Often it’s sports teams or students who exhibit academic excellence. Sometimes it’s someone who has shown leadership in improving their community.
Such was the case Thursday when Sen. Page Cortez, D-Lafayette, and Rep. Stuart Bishop, R-Lafayette, got the Senate and House to pause long enough to recognize 16-year-old Elijah Evans, of Youngsville, a sophomore at Ovey Comeaux High School. Members of each body listened to resolutions honoring him as one of two Louisiana high school and middle school students to be selected to receive awards in the Prudential Spirit of Community Awards program.
Evans was abused as a child by his mother. She put him in scalding water, which burned the lower half of his body. He lost all the toes on his right foot and those on his left are now webbed. Evans was then placed in foster care where he was later adopted by one of the nurses who cared for him.
Evans began his advocacy in eight grade:
When he was in eighth grade, he found a way to make people more aware of child abuse and to do something special for kids in foster care. “I knew what it was like to not get gifts you really want,” he said.
He estimated that he would need $5,000 to host his first Christmas party, so he began fundraising, speaking about child abuse prevention and sharing his story at local churches, schools, civic organizations and with the news media.
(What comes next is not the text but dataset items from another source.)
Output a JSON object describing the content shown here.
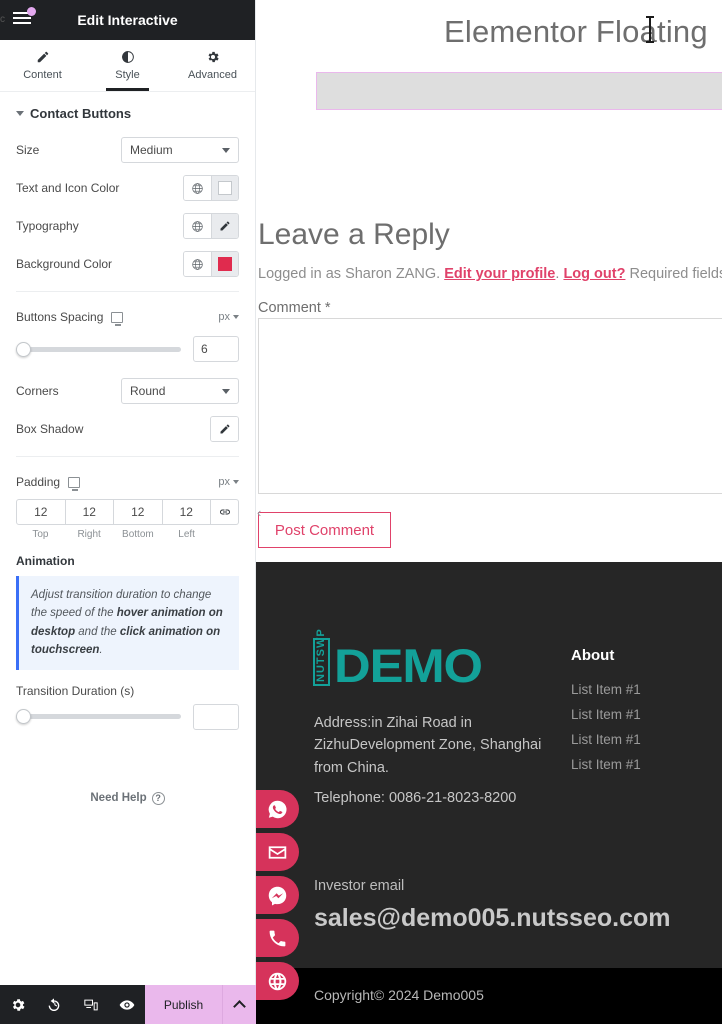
{
  "panel": {
    "title": "Edit Interactive",
    "edge_letter": "c",
    "menu_icon": "hamburger-icon",
    "tabs": [
      {
        "label": "Content",
        "icon": "pencil-icon",
        "active": false
      },
      {
        "label": "Style",
        "icon": "contrast-icon",
        "active": true
      },
      {
        "label": "Advanced",
        "icon": "gear-icon",
        "active": false
      }
    ],
    "section": {
      "title": "Contact Buttons"
    },
    "controls": {
      "size_label": "Size",
      "size_value": "Medium",
      "text_icon_color_label": "Text and Icon Color",
      "text_icon_color_value": "#FFFFFF",
      "typography_label": "Typography",
      "background_color_label": "Background Color",
      "background_color_value": "#E02B4E",
      "buttons_spacing_label": "Buttons Spacing",
      "buttons_spacing_unit": "px",
      "buttons_spacing_value": "6",
      "corners_label": "Corners",
      "corners_value": "Round",
      "box_shadow_label": "Box Shadow",
      "padding_label": "Padding",
      "padding_unit": "px",
      "padding_values": [
        "12",
        "12",
        "12",
        "12"
      ],
      "padding_labels": [
        "Top",
        "Right",
        "Bottom",
        "Left"
      ],
      "animation_label": "Animation",
      "notice_part1": "Adjust transition duration to change the speed of the ",
      "notice_bold1": "hover animation on desktop",
      "notice_part2": " and the ",
      "notice_bold2": "click animation on touchscreen",
      "notice_part3": ".",
      "transition_label": "Transition Duration (s)",
      "transition_value": ""
    },
    "need_help": "Need Help",
    "footer": {
      "tools": [
        "gear-icon",
        "history-icon",
        "responsive-icon",
        "preview-eye-icon"
      ],
      "publish_label": "Publish",
      "arrow_icon": "chevron-up-icon"
    },
    "collapse_icon": "chevron-left-icon"
  },
  "preview": {
    "site_title": "Elementor Floating",
    "selected_element": "",
    "comments": {
      "heading": "Leave a Reply",
      "logged_prefix": "Logged in as Sharon ZANG. ",
      "edit_profile_link": "Edit your profile",
      "mid_text": ". ",
      "logout_link": "Log out?",
      "required_text": " Required fields a",
      "comment_label": "Comment *",
      "comment_value": "",
      "post_button": "Post Comment"
    },
    "footer": {
      "logo_vertical": "NUTSWP",
      "logo_main": "DEMO",
      "address": "Address:in Zihai Road in ZizhuDevelopment Zone, Shanghai from China.",
      "telephone": "Telephone: 0086-21-8023-8200",
      "about_heading": "About",
      "about_items": [
        "List Item #1",
        "List Item #1",
        "List Item #1",
        "List Item #1"
      ],
      "investor_label": "Investor email",
      "investor_email": "sales@demo005.nutsseo.com",
      "copyright": "Copyright© 2024 Demo005"
    },
    "floating_buttons": [
      {
        "name": "whatsapp",
        "icon": "whatsapp-icon"
      },
      {
        "name": "email",
        "icon": "envelope-icon"
      },
      {
        "name": "messenger",
        "icon": "messenger-icon"
      },
      {
        "name": "phone",
        "icon": "phone-icon"
      },
      {
        "name": "website",
        "icon": "globe-icon"
      }
    ]
  },
  "colors": {
    "accent_pink": "#E0426A",
    "button_red": "#D6335B",
    "logo_teal": "#13A199",
    "publish_lilac": "#EAB8EC",
    "panel_dark": "#1F2124",
    "footer_dark": "#262626"
  }
}
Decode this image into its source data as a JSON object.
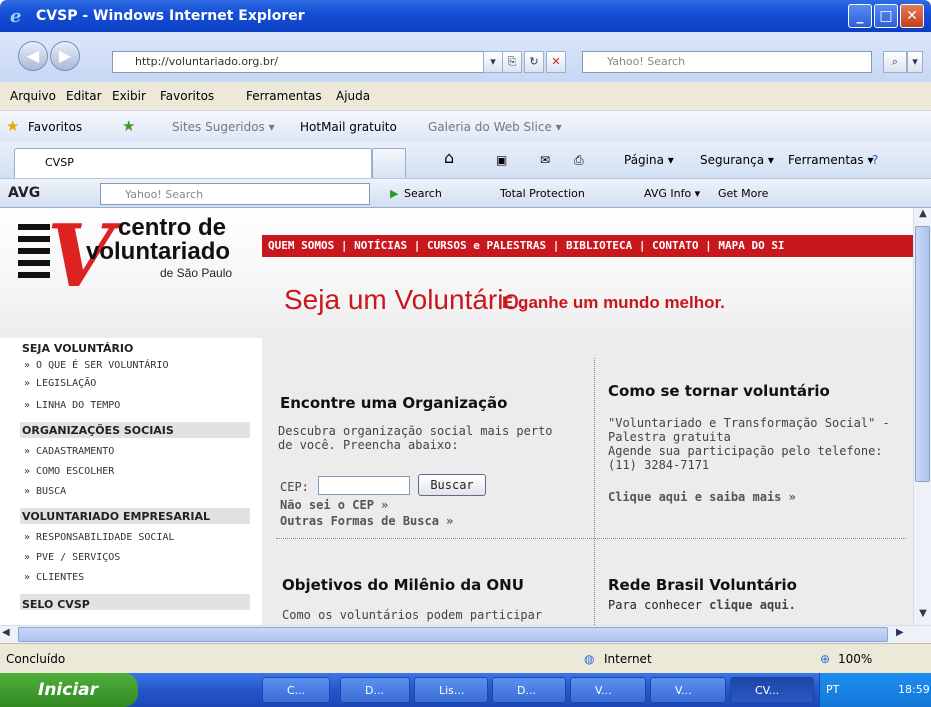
{
  "window": {
    "title": "CVSP - Windows Internet Explorer"
  },
  "address": {
    "url": "http://voluntariado.org.br/",
    "search_placeholder": "Yahoo! Search"
  },
  "menu": [
    "Arquivo",
    "Editar",
    "Exibir",
    "Favoritos",
    "Ferramentas",
    "Ajuda"
  ],
  "favorites": {
    "label": "Favoritos",
    "items": [
      "Sites Sugeridos ▾",
      "HotMail gratuito",
      "Galeria do Web Slice ▾"
    ]
  },
  "tabs": {
    "current": "CVSP",
    "commands": [
      "Página ▾",
      "Segurança ▾",
      "Ferramentas ▾"
    ]
  },
  "avg": {
    "brand": "AVG",
    "search_placeholder": "Yahoo! Search",
    "search_btn": "Search",
    "protection": "Total Protection",
    "info": "AVG Info ▾",
    "more": "Get More"
  },
  "site": {
    "logo": {
      "line1": "centro de",
      "line2": "voluntariado",
      "line3": "de São Paulo"
    },
    "topnav": "QUEM SOMOS | NOTÍCIAS | CURSOS e PALESTRAS | BIBLIOTECA | CONTATO | MAPA DO SI",
    "slogan_main": "Seja um Voluntário.",
    "slogan_sub": "E ganhe um mundo melhor.",
    "leftnav": {
      "s1": {
        "title": "SEJA VOLUNTÁRIO",
        "items": [
          "» O QUE É SER VOLUNTÁRIO",
          "» LEGISLAÇÃO",
          "» LINHA DO TEMPO"
        ]
      },
      "s2": {
        "title": "ORGANIZAÇÕES SOCIAIS",
        "items": [
          "» CADASTRAMENTO",
          "» COMO ESCOLHER",
          "» BUSCA"
        ]
      },
      "s3": {
        "title": "VOLUNTARIADO EMPRESARIAL",
        "items": [
          "» RESPONSABILIDADE SOCIAL",
          "» PVE / SERVIÇOS",
          "» CLIENTES"
        ]
      },
      "s4": {
        "title": "SELO CVSP"
      }
    },
    "find": {
      "title": "Encontre uma Organização",
      "desc1": "Descubra organização social mais perto",
      "desc2": "de você. Preencha abaixo:",
      "cep_label": "CEP:",
      "button": "Buscar",
      "link1": "Não sei o CEP »",
      "link2": "Outras Formas de Busca »"
    },
    "become": {
      "title": "Como se tornar voluntário",
      "l1": "\"Voluntariado e Transformação Social\" -",
      "l2": "Palestra gratuita",
      "l3": "Agende sua participação pelo telefone:",
      "l4": "(11) 3284-7171",
      "link": "Clique aqui e saiba mais »"
    },
    "onu": {
      "title": "Objetivos do Milênio da ONU",
      "text": "Como os voluntários podem participar"
    },
    "rede": {
      "title": "Rede Brasil Voluntário",
      "text": "Para conhecer ",
      "link": "clique aqui."
    }
  },
  "status": {
    "text": "Concluído",
    "zone": "Internet",
    "zoom": "100%"
  },
  "taskbar": {
    "start": "Iniciar",
    "items": [
      "C...",
      "D...",
      "Lis...",
      "D...",
      "V...",
      "V...",
      "CV..."
    ],
    "lang": "PT",
    "time": "18:59"
  }
}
He recruited volunteers, collected donations and sold raffle tickets, as well as T-shirts that he designed.
That is rather impressive. It shows that abuse does not have to be the end of a person’s life. It also shows that anyone can help abused kids. One does not need an organization to do it or have reams of catch phrases. One need only make the effort and there is a good chance one will have the same impact as Evans.